Works first published in the U.S. are of course under the jurisdiction of local laws in other countries but a lot of international treaties and rules are what mandate local laws
in the case of Europe these things are directly relevant: The Berne Convention, WTO agreements, The Universal Copyright Convention, UCC Paris
> Hungary · Bilateral Oct. 16, 1912; Berne (Paris)
Feb. 14, 1922; UCC Geneva Jan. 23, 1971; UCC
Paris July 10, 1974; Phonograms May 28, 1975;
WTO Jan. 1, 1995; WCT Mar. 6, 2002; WPPT
May 20, 2002; VIP Jan. 1, 2019
That list gives pertinent treaties and agreements governing US copyrighted works in Hungary.
20:18
@EddieKal MEK is the website mek.niif.hu (or the mirror mek.oszk.hu ) which distributes all kinds of books
@EddieKal Yes, those are what tell how to determine the length of the copyright protection so it's ideally the same everywhere for any one work. They don't mandate the details of the exceptions, which are quite different in every country.
20:30
The exceptions?
@EddieKal The cases when you can copy (part of) a work that is protected by copyright and the term hasn't expired, such as the fair use rules in the US.
That's what like a third of the copyright law is concerned with, and the most important part for us ordinary people.
20:45
@b_jonas Ah I see what you mean. I mentioned "fair use" earlier in reference to works in the U.S. but I am of course less familiar with European laws. I thought in the EU exceptions as you describe and any chance at applying the fair use doctrine had been killed off by the 2019 EU Directive.
My favorite part is where it basically says, "Ok, so these are the rule numbers for all the exceptions scattered throughout this law that may allow you to copy parts of a work without a license when the copyright term for the work is active.
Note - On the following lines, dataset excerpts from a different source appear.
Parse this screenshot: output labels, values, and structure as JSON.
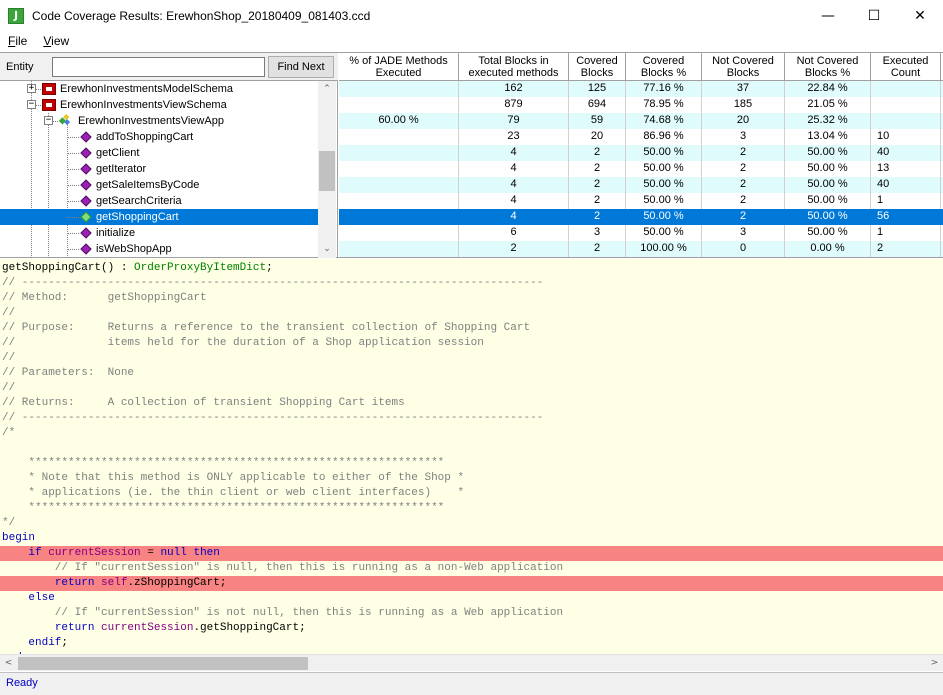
{
  "window": {
    "title": "Code Coverage Results: ErewhonShop_20180409_081403.ccd",
    "app_icon_letter": "J",
    "minimize_glyph": "—",
    "maximize_glyph": "☐",
    "close_glyph": "✕"
  },
  "menu": {
    "file_hotkey": "F",
    "file_rest": "ile",
    "view_hotkey": "V",
    "view_rest": "iew"
  },
  "entity": {
    "label": "Entity",
    "value": "",
    "find_next_label": "Find Next"
  },
  "tree": {
    "items": [
      {
        "label": "ErewhonInvestmentsModelSchema",
        "kind": "schema",
        "expander": "+"
      },
      {
        "label": "ErewhonInvestmentsViewSchema",
        "kind": "schema",
        "expander": "−"
      },
      {
        "label": "ErewhonInvestmentsViewApp",
        "kind": "application",
        "expander": "−"
      },
      {
        "label": "addToShoppingCart",
        "kind": "method"
      },
      {
        "label": "getClient",
        "kind": "method"
      },
      {
        "label": "getIterator",
        "kind": "method"
      },
      {
        "label": "getSaleItemsByCode",
        "kind": "method"
      },
      {
        "label": "getSearchCriteria",
        "kind": "method"
      },
      {
        "label": "getShoppingCart",
        "kind": "method",
        "selected": true
      },
      {
        "label": "initialize",
        "kind": "method"
      },
      {
        "label": "isWebShopApp",
        "kind": "method"
      }
    ],
    "scroll_up": "⌃",
    "scroll_down": "⌄"
  },
  "grid": {
    "headers": [
      {
        "line1": "% of JADE Methods",
        "line2": "Executed"
      },
      {
        "line1": "Total Blocks in",
        "line2": "executed methods"
      },
      {
        "line1": "Covered",
        "line2": "Blocks"
      },
      {
        "line1": "Covered",
        "line2": "Blocks %"
      },
      {
        "line1": "Not Covered",
        "line2": "Blocks"
      },
      {
        "line1": "Not Covered",
        "line2": "Blocks %"
      },
      {
        "line1": "Executed",
        "line2": "Count"
      }
    ],
    "rows": [
      {
        "pct_methods": "",
        "total": "162",
        "covered": "125",
        "covered_pct": "77.16 %",
        "not_covered": "37",
        "not_covered_pct": "22.84 %",
        "count": ""
      },
      {
        "pct_methods": "",
        "total": "879",
        "covered": "694",
        "covered_pct": "78.95 %",
        "not_covered": "185",
        "not_covered_pct": "21.05 %",
        "count": ""
      },
      {
        "pct_methods": "60.00 %",
        "total": "79",
        "covered": "59",
        "covered_pct": "74.68 %",
        "not_covered": "20",
        "not_covered_pct": "25.32 %",
        "count": ""
      },
      {
        "pct_methods": "",
        "total": "23",
        "covered": "20",
        "covered_pct": "86.96 %",
        "not_covered": "3",
        "not_covered_pct": "13.04 %",
        "count": "10"
      },
      {
        "pct_methods": "",
        "total": "4",
        "covered": "2",
        "covered_pct": "50.00 %",
        "not_covered": "2",
        "not_covered_pct": "50.00 %",
        "count": "40"
      },
      {
        "pct_methods": "",
        "total": "4",
        "covered": "2",
        "covered_pct": "50.00 %",
        "not_covered": "2",
        "not_covered_pct": "50.00 %",
        "count": "13"
      },
      {
        "pct_methods": "",
        "total": "4",
        "covered": "2",
        "covered_pct": "50.00 %",
        "not_covered": "2",
        "not_covered_pct": "50.00 %",
        "count": "40"
      },
      {
        "pct_methods": "",
        "total": "4",
        "covered": "2",
        "covered_pct": "50.00 %",
        "not_covered": "2",
        "not_covered_pct": "50.00 %",
        "count": "1"
      },
      {
        "pct_methods": "",
        "total": "4",
        "covered": "2",
        "covered_pct": "50.00 %",
        "not_covered": "2",
        "not_covered_pct": "50.00 %",
        "count": "56",
        "selected": true
      },
      {
        "pct_methods": "",
        "total": "6",
        "covered": "3",
        "covered_pct": "50.00 %",
        "not_covered": "3",
        "not_covered_pct": "50.00 %",
        "count": "1"
      },
      {
        "pct_methods": "",
        "total": "2",
        "covered": "2",
        "covered_pct": "100.00 %",
        "not_covered": "0",
        "not_covered_pct": "0.00 %",
        "count": "2"
      }
    ]
  },
  "code": {
    "lines": [
      {
        "segments": [
          {
            "t": "getShoppingCart() : ",
            "c": "black"
          },
          {
            "t": "OrderProxyByItemDict",
            "c": "type"
          },
          {
            "t": ";",
            "c": "black"
          }
        ]
      },
      {
        "segments": [
          {
            "t": "// -------------------------------------------------------------------------------",
            "c": "comment"
          }
        ]
      },
      {
        "segments": [
          {
            "t": "// Method:      getShoppingCart",
            "c": "comment"
          }
        ]
      },
      {
        "segments": [
          {
            "t": "//",
            "c": "comment"
          }
        ]
      },
      {
        "segments": [
          {
            "t": "// Purpose:     Returns a reference to the transient collection of Shopping Cart",
            "c": "comment"
          }
        ]
      },
      {
        "segments": [
          {
            "t": "//              items held for the duration of a Shop application session",
            "c": "comment"
          }
        ]
      },
      {
        "segments": [
          {
            "t": "//",
            "c": "comment"
          }
        ]
      },
      {
        "segments": [
          {
            "t": "// Parameters:  None",
            "c": "comment"
          }
        ]
      },
      {
        "segments": [
          {
            "t": "//",
            "c": "comment"
          }
        ]
      },
      {
        "segments": [
          {
            "t": "// Returns:     A collection of transient Shopping Cart items",
            "c": "comment"
          }
        ]
      },
      {
        "segments": [
          {
            "t": "// -------------------------------------------------------------------------------",
            "c": "comment"
          }
        ]
      },
      {
        "segments": [
          {
            "t": "/*",
            "c": "comment"
          }
        ]
      },
      {
        "segments": [
          {
            "t": "",
            "c": "comment"
          }
        ]
      },
      {
        "segments": [
          {
            "t": "    ***************************************************************",
            "c": "comment"
          }
        ]
      },
      {
        "segments": [
          {
            "t": "    * Note that this method is ONLY applicable to either of the Shop *",
            "c": "comment"
          }
        ]
      },
      {
        "segments": [
          {
            "t": "    * applications (ie. the thin client or web client interfaces)    *",
            "c": "comment"
          }
        ]
      },
      {
        "segments": [
          {
            "t": "    ***************************************************************",
            "c": "comment"
          }
        ]
      },
      {
        "segments": [
          {
            "t": "*/",
            "c": "comment"
          }
        ]
      },
      {
        "segments": [
          {
            "t": "begin",
            "c": "kw"
          }
        ]
      },
      {
        "hl": true,
        "segments": [
          {
            "t": "    ",
            "c": "black"
          },
          {
            "t": "if",
            "c": "kw"
          },
          {
            "t": " ",
            "c": "black"
          },
          {
            "t": "currentSession",
            "c": "var"
          },
          {
            "t": " = ",
            "c": "black"
          },
          {
            "t": "null",
            "c": "kw"
          },
          {
            "t": " ",
            "c": "black"
          },
          {
            "t": "then",
            "c": "kw"
          }
        ]
      },
      {
        "segments": [
          {
            "t": "        // If \"currentSession\" is null, then this is running as a non-Web application",
            "c": "comment"
          }
        ]
      },
      {
        "hl": true,
        "segments": [
          {
            "t": "        ",
            "c": "black"
          },
          {
            "t": "return",
            "c": "kw"
          },
          {
            "t": " ",
            "c": "black"
          },
          {
            "t": "self",
            "c": "var"
          },
          {
            "t": ".zShoppingCart;",
            "c": "black"
          }
        ]
      },
      {
        "segments": [
          {
            "t": "    ",
            "c": "black"
          },
          {
            "t": "else",
            "c": "kw"
          }
        ]
      },
      {
        "segments": [
          {
            "t": "        // If \"currentSession\" is not null, then this is running as a Web application",
            "c": "comment"
          }
        ]
      },
      {
        "segments": [
          {
            "t": "        ",
            "c": "black"
          },
          {
            "t": "return",
            "c": "kw"
          },
          {
            "t": " ",
            "c": "black"
          },
          {
            "t": "currentSession",
            "c": "var"
          },
          {
            "t": ".getShoppingCart;",
            "c": "black"
          }
        ]
      },
      {
        "segments": [
          {
            "t": "    ",
            "c": "black"
          },
          {
            "t": "endif",
            "c": "kw"
          },
          {
            "t": ";",
            "c": "black"
          }
        ]
      },
      {
        "segments": [
          {
            "t": "end",
            "c": "kw"
          },
          {
            "t": ";",
            "c": "black"
          }
        ]
      }
    ]
  },
  "hscroll": {
    "left": "<",
    "right": ">"
  },
  "status": {
    "text": "Ready"
  }
}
You are not allowed to copy an entire book, only parts, no matter what those rules say, except (1) in handwriting, or (2) under the exception for libraries serving visually impaired people."
That's my rephrasing, not the actual text. And I'm still not a lawyer and this is not legal advice.
@EddieKal I don't think the exceptions are detailed by EU laws either, they're in the per-country laws.
But I could be wrong, I don't know the EU laws.
21:09
That's probably to simplify cases, because if you do make illegal copies of a copyrighted work, but you claim that you fall under one of those exceptions, it can be difficult to prove that you don't, especially before you sell all the copies and hide the profit, but whether you copied the whole book or just chapters is easier to decide and more objective.
The handwriting clause is probably for the kind of art or architecture students that go into museums, set up a painting easel (stand) and canvas, and spend hours copying some masterwork painting. Nobody copies books only in handwriting if they want to sell illegal copies, they copy with typewriter, photography, microfilm, etc.